Foods, primarily meats and poultry, cooked at high temperatures for too long- especially cooked to the point of charring or burning- are a greater cancer risk because of carcinogens that are formed during the high temperature cooking process. What are grill lovers to do? Here are some healthy grilling tips from nutritionist Kathryn Davis
- Lightly oil your grill before cooking. A little oil can help keep charred material from sticking to the food and helps to keep fish and chicken in one piece.
- Cook at a lower temperature. If you have a charcoal grill, increase the distance between the food and the hot coals by spreading out the coals in a thin layer or by propping the grill rack up higher on bricks. If you are grilling with a gas grill, just lower the settings.
- Stick to charcoal and hardwood- these products burn at a lower temperature than softwood (pine) chips.
- Make sure to clean your grill by scrubbing it thoroughly after every use to avoid a charred buildup. This can be transferred to your food the next time you grill and increase the amount of carcinogens.
- Try spreading aluminum foil on the grill. This can help reduce flare-ups and prevent your food from sticking to the grill. Make sure to make small holes in the foil to allow fat to drain.
- Marinate your meats! Marinating can infuse your meat with flavor making it taste better while making it safer. Marinades can draw out chemical precursors of carcinogens.

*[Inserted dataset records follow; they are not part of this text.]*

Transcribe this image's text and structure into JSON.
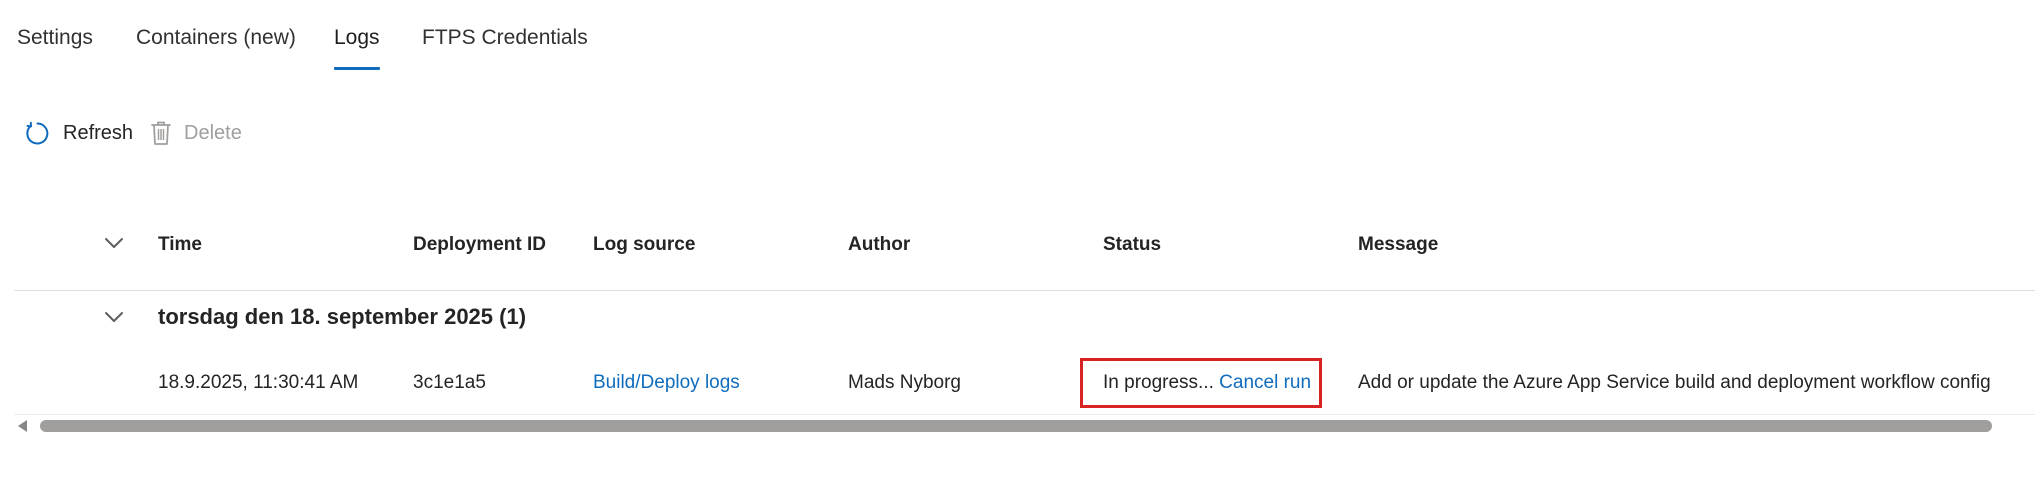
{
  "tabs": [
    {
      "label": "Settings",
      "active": false
    },
    {
      "label": "Containers (new)",
      "active": false
    },
    {
      "label": "Logs",
      "active": true
    },
    {
      "label": "FTPS Credentials",
      "active": false
    }
  ],
  "toolbar": {
    "refresh_label": "Refresh",
    "refresh_icon": "refresh-icon",
    "delete_label": "Delete",
    "delete_icon": "trash-icon"
  },
  "grid": {
    "columns": [
      "Time",
      "Deployment ID",
      "Log source",
      "Author",
      "Status",
      "Message"
    ],
    "groups": [
      {
        "title": "torsdag den 18. september 2025 (1)",
        "rows": [
          {
            "time": "18.9.2025, 11:30:41 AM",
            "deployment_id": "3c1e1a5",
            "log_source": "Build/Deploy logs",
            "author": "Mads Nyborg",
            "status": "In progress...",
            "status_action": "Cancel run",
            "message": "Add or update the Azure App Service build and deployment workflow config"
          }
        ]
      }
    ]
  },
  "colors": {
    "accent": "#0f6cbd",
    "highlight_border": "#d92222",
    "disabled_text": "#a19f9d"
  }
}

- Precook your meat and poultry in the microwave or oven. The higher the temperature at which food cooks and the longer it stays on the grill, the more carcinogens develop. If you partially cook meat or poultry indoors for two to five minutes, it will not have to stay on the grill for as long- making it safer to eat.

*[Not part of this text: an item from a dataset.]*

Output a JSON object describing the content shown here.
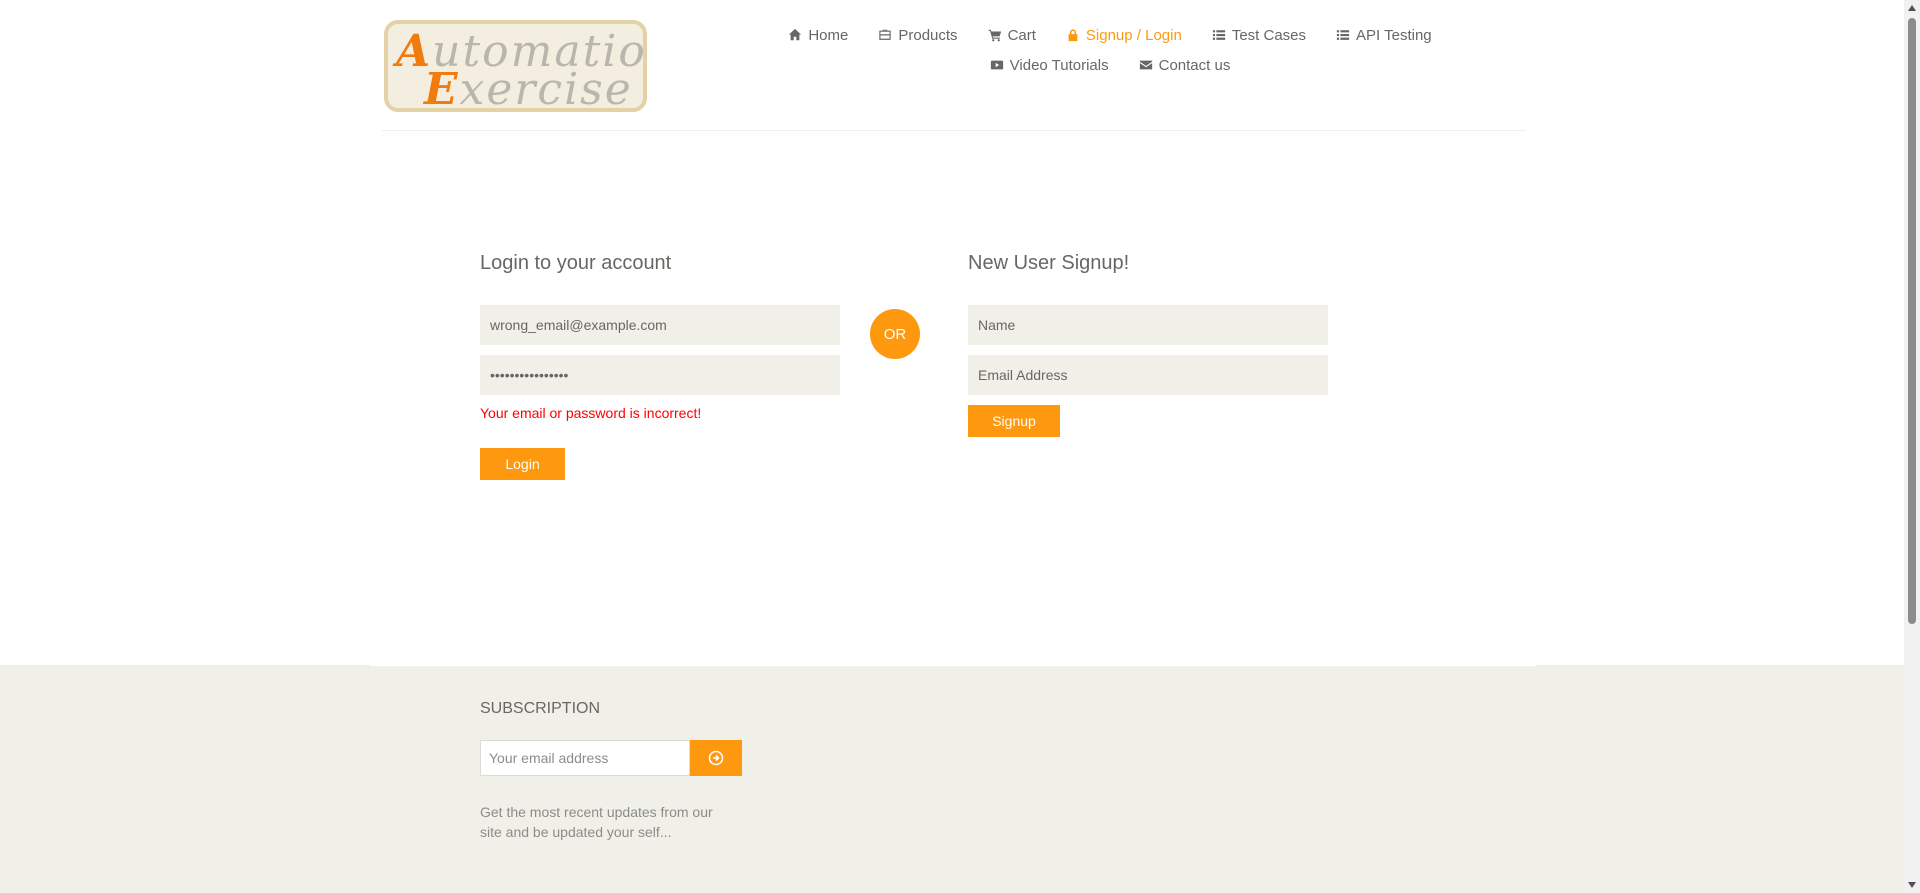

- Enjoy plant-based foods on the grill- asparagus, zucchini, onions, potatoes, and pineapple are excellent grilled. Try coating them lightly with olive oil to keep them from sticking.
- If you are grilling meat, Flip it frequently. This can reduce the amount of carcinogens that arise.
- Try grilling fish instead or beef or chicken. Fish contains less fat than meat and poultry, making it less likely to cause flare-ups caused by dripping fat- this can reduce the chances of your fish getting charred or burnt, and therefore reduce the amount of carcinogens produces. Fish also requires less time on the grill, reducing its exposure to carcinogens.
Enjoy your summer grilling while staying safe and healthy!